Jacob Didas is an artist currently working as an active Army Officer and Psychiatric Nurse stationed in Honolulu. His true passion is music, and the album Lucid was produced in a home studio during his free time. The passion is something that’s clear from the offset, and along with this is the innate creativity with which he crafts his tracks.
Drumroll is a completely unpredictable piece of music, and this is something you quickly come to realise as true of much of Didas’ music. The track is hugely original and features an immense collection of sounds and snippets of genres that somehow work beautifully together. It has an organic, indie feel to the instrumentation, with a slight hint of funk, and the rap vocal adds a brilliant energy and allows listeners to really get inside the creator’s mind and feel a little closer to the thought process behind the project. It’s a great introduction to the album.
Manic takes shape in a completely different way to the opener. Didas takes his creative approach and fuses it with a blatant skill for producing music, so not only is the sound fresh and exciting and energising, it’s also flawlessly constructed, mixed and polished. The rap performance on this track is insanely fast and quite mind blowing to listen to – it fits with the darkness of the track and of course the overall concept of being Manic. As mentioned, the creative edge is clear and consistent, and when you combine this with genuine skill and passion the result is something utterly striking and memorable. The way in which the instrumentation evolves and changes throughout the track is always unexpected and new, but always effective.
Deluded brings a heavy, organic, perhaps even tribal sounding beat and vocal chant, and plays it out alongside a beautifully calm piano performance. The music is instantly intense, but there’s this glimmer of peace within the sound, and that makes it all the more unusual. The intensity falls away fairly soon, the vocal is laid bare, and you really get to focus on the lyrics – which are incredibly honest and thought provoking. The intensity is heavy, as it should be, and the track does leave you wondering about delusion and all that surrounds it in life.
The entire soundscape of this album is mesmerizing, the perfect choice for an evening of something fresh; upbeat but meaningful, incomparably creative and free of any artistic restraints that the mainstream industry can sometimes place upon it’s pawns.
As you make your way through the collection there’s a familiar feeling to Didas’ leading vocal, with it’s calm and confident expression, and the generally adventurous and experimental nature of the music. The experimentation works, on every level – the music is superb, each riff and each performance is exemplary, and this all makes for something outstanding. Even if you miss a few lyrics here and there – Wagwan features a machine-gun-like vocal flow – the music keeps you enveloped in it’s power. The sound of the artist’s voice has a somewhat comforting sound to it, so it’s likely you’ll listen back more than a few times.
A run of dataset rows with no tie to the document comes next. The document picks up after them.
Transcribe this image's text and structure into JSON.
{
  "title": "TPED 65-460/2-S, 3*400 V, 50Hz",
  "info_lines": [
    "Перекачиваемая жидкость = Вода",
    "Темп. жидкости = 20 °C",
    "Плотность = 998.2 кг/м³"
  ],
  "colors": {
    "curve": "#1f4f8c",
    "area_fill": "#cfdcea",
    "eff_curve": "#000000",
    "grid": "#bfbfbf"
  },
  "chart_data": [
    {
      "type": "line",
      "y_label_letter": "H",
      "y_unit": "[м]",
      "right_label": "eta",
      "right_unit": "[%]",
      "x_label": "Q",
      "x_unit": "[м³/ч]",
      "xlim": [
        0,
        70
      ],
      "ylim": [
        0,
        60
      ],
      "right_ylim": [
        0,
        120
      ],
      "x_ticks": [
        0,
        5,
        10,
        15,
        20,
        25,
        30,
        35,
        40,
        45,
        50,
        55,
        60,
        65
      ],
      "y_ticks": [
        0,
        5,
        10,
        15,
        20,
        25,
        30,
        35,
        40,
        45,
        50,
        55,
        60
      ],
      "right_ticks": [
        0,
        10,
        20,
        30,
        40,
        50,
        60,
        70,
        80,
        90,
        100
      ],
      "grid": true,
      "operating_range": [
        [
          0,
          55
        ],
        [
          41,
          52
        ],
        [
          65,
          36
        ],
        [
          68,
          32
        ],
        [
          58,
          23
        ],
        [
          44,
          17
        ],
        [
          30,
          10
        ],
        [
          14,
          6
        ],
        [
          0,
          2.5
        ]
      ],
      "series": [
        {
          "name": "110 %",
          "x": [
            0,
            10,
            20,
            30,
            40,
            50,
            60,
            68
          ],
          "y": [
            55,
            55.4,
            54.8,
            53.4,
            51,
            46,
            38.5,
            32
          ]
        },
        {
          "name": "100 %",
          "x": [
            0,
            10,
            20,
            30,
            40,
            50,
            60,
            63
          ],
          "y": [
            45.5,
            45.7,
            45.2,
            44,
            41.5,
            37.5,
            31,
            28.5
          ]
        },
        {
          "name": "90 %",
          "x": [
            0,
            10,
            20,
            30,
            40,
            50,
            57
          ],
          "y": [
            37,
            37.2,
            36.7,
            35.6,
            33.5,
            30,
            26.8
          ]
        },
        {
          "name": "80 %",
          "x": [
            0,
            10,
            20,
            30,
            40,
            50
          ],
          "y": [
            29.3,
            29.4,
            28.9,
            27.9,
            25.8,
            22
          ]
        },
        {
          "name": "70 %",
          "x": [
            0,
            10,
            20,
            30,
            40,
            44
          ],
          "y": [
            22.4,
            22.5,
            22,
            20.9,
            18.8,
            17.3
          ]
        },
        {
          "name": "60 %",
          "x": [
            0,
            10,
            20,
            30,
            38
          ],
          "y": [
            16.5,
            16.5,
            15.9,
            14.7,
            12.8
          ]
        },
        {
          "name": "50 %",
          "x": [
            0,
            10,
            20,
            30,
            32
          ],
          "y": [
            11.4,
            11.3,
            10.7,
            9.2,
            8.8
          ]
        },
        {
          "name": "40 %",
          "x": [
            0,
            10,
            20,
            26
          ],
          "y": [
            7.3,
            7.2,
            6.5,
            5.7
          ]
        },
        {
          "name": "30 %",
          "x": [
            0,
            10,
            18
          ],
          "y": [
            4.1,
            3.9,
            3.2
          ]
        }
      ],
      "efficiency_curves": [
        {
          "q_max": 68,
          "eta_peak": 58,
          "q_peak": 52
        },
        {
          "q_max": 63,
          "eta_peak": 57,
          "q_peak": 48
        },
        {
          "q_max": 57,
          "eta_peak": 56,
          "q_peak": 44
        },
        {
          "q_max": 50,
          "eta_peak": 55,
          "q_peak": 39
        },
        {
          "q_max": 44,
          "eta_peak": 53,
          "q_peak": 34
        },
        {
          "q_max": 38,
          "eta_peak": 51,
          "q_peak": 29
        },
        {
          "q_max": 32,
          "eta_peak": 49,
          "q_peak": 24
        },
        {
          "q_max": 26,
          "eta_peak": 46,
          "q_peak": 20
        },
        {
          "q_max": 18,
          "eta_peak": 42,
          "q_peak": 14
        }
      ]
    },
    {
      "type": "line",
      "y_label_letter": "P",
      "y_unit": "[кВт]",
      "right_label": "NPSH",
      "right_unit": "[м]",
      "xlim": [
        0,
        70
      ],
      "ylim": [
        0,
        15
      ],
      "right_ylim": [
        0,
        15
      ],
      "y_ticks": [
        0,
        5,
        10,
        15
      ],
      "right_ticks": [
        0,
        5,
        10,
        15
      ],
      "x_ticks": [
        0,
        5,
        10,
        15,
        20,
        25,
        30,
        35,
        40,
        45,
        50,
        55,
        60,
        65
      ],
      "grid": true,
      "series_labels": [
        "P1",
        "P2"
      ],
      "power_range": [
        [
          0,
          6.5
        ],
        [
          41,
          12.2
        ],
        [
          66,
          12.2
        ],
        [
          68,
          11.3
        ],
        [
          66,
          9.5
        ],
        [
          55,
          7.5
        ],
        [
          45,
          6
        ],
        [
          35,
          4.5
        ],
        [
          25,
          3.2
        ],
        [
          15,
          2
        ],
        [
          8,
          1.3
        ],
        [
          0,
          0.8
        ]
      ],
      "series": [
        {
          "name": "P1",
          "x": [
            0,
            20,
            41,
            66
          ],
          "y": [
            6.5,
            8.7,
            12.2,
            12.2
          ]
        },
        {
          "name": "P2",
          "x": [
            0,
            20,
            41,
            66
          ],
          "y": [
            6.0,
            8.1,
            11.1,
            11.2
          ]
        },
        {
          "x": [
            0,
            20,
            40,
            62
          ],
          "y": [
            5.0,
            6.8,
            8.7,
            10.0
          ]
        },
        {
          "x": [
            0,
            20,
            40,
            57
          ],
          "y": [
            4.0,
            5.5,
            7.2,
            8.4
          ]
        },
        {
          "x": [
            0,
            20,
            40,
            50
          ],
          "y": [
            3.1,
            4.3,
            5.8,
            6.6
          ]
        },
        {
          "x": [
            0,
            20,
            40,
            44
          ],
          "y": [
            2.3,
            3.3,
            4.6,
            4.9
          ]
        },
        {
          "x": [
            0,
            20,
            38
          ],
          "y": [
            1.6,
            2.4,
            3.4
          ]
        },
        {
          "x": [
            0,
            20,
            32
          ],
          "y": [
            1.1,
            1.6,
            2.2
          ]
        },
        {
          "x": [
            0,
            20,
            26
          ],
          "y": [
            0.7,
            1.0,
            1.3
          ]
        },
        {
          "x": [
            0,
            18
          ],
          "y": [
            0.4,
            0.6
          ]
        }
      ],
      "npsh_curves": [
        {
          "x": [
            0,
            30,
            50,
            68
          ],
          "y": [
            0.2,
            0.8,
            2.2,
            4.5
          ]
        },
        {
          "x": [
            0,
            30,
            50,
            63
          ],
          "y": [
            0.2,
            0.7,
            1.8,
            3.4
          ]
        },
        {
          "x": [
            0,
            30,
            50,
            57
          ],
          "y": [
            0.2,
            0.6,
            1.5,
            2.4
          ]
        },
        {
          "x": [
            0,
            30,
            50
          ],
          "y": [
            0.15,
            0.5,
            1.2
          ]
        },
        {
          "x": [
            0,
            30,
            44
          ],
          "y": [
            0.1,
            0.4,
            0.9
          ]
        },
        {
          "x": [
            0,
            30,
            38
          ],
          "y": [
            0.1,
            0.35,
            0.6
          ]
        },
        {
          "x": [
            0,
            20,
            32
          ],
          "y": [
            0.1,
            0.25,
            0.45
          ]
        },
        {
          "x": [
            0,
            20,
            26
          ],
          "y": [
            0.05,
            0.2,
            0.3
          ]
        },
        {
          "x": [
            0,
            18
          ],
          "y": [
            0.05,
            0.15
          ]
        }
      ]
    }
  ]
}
There are some beautiful moments of truth and openness in this project, Flight is a great example. There’s an emotion to the performance that you can hear and feel amidst the epic, jazz inspired musical backdrop, and this emotion makes you take every word almost as gospel. The music highlights the poetry and rhythm of the artist’s lyricism and performance, and in between vocal moments the music is always refreshing and exciting. Phantom shows this raw, emotional side a little further, bringing back the gentle piano sound, weaving it’s honesty and feeling around you. You also get to hear Didas singing, which bares even more of his artistic and creative colours. As the track builds there’s a thick and heavy distortion that’s not dissimilar to Dubstep, though always that piano continues, and the feeling and the words stay with you. It’s a pretty blissful thing to witness. It’s unusual, in the best possible way, and the music and the lyricism never disappoint.
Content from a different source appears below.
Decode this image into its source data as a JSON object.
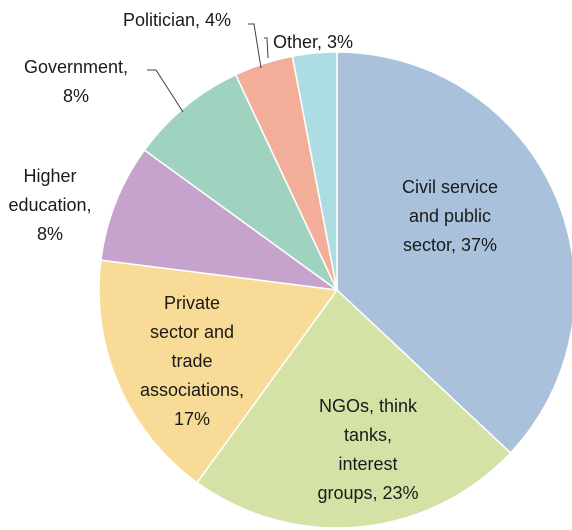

Homebound explores the tender side of the creative process a little more, slowly evolving into a beautiful bit of spoken word and classic jazz, complete with saxophone and a mellow, once again organic sounding beat. The track talks briefly about the soul being free, and this is in fact the feeling it gives you as you listen. It’s a stunning piece of music with a real sound of humanity and freedom and feeling to it. It’s a great moment at which you feel quite connected to the artist, and get a better understanding of what it’s all about. Aisle (Interlude) follows on beautifully; a gorgeous, piano-led instrumental moment of pause, within which you can reflect and take in what’s come to pass. The collection has been very thoughtfully arranged, and the effect is unquestionable. Octane smashes back to the high intensity from earlier in the project, a welcome lift in energy and volume. Then final track Vision leaves you drenched in a little of everything that’s been experienced throughout.
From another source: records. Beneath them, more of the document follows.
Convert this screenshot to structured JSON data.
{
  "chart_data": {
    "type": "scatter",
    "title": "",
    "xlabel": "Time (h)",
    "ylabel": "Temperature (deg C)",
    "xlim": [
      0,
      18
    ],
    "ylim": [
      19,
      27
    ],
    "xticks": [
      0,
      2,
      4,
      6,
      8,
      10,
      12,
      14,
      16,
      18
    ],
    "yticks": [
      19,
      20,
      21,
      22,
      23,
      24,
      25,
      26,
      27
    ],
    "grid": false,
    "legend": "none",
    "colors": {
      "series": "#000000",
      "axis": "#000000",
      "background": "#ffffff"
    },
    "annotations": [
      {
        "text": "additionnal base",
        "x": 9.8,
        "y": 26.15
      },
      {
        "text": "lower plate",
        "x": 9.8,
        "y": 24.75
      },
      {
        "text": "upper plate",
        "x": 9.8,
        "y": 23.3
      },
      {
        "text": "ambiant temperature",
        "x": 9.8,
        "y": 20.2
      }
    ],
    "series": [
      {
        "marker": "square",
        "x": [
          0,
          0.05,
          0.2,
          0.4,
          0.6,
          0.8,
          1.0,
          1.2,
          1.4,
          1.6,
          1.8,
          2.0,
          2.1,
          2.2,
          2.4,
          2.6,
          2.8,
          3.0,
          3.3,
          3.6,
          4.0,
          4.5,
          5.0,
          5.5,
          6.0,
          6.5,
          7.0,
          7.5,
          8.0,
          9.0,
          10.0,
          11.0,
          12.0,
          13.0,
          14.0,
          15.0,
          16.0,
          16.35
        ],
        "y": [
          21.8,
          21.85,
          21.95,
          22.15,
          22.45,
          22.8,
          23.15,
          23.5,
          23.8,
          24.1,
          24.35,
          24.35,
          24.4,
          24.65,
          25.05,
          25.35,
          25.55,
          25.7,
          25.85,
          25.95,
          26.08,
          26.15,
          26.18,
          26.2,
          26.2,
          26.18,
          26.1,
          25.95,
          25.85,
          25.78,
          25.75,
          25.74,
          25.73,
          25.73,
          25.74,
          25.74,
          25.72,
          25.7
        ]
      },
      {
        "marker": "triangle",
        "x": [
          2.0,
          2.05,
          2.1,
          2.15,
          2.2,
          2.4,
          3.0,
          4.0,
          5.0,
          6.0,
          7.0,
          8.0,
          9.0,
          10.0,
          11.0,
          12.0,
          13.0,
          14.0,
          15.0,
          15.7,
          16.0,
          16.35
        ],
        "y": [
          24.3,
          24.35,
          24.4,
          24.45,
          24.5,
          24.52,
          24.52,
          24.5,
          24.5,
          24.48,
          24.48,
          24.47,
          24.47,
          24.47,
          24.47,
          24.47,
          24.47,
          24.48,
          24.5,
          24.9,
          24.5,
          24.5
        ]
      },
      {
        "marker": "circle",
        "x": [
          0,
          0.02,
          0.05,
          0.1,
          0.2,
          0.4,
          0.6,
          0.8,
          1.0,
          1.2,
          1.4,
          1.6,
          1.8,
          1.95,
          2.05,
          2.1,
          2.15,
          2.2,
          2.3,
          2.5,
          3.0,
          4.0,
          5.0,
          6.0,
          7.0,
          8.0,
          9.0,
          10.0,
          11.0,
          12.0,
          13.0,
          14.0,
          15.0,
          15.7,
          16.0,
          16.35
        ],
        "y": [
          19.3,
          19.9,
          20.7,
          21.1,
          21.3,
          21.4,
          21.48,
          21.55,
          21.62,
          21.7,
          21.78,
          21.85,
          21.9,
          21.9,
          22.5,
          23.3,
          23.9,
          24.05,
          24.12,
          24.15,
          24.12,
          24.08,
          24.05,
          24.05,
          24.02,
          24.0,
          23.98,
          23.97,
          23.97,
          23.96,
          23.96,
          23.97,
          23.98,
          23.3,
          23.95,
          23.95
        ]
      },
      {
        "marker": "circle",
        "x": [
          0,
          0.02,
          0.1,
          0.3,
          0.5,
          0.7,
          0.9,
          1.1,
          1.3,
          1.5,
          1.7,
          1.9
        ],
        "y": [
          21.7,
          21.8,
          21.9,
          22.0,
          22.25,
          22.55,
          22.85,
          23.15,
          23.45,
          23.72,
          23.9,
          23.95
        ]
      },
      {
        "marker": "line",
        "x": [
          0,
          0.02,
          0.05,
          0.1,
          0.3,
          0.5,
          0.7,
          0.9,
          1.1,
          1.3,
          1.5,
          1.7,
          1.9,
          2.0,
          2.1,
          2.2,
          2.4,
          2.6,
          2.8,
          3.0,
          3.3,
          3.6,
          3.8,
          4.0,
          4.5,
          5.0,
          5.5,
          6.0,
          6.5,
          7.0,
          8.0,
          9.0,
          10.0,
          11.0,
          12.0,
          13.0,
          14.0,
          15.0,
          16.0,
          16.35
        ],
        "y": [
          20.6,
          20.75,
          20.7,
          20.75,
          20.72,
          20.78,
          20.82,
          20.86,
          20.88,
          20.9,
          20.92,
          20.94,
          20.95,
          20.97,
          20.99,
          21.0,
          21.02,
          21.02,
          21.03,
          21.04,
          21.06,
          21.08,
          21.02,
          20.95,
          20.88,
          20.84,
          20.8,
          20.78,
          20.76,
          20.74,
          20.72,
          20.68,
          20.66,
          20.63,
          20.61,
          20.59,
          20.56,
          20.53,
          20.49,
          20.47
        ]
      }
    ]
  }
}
This album is the kind that leaves you not wanting to miss a moment. The way each track has been crafted and structured means that nothing is where you’d expect it to be; you have to follow each moment and each bit of music to make sure you don’t miss out. It’s a clever way to write, and what makes it even more impressive is how crisp and complete it all sounds. There has been so much put into this, and you can tell with every beat and every breath of the music. It seems almost impossible that this was created in a home studio, in what is essentially ‘spare time’ for the artist, but beautiful things often emerge from unexpected places. A definite recommend, one of the most eclectic and creatively free albums of the year. Well worth a listen.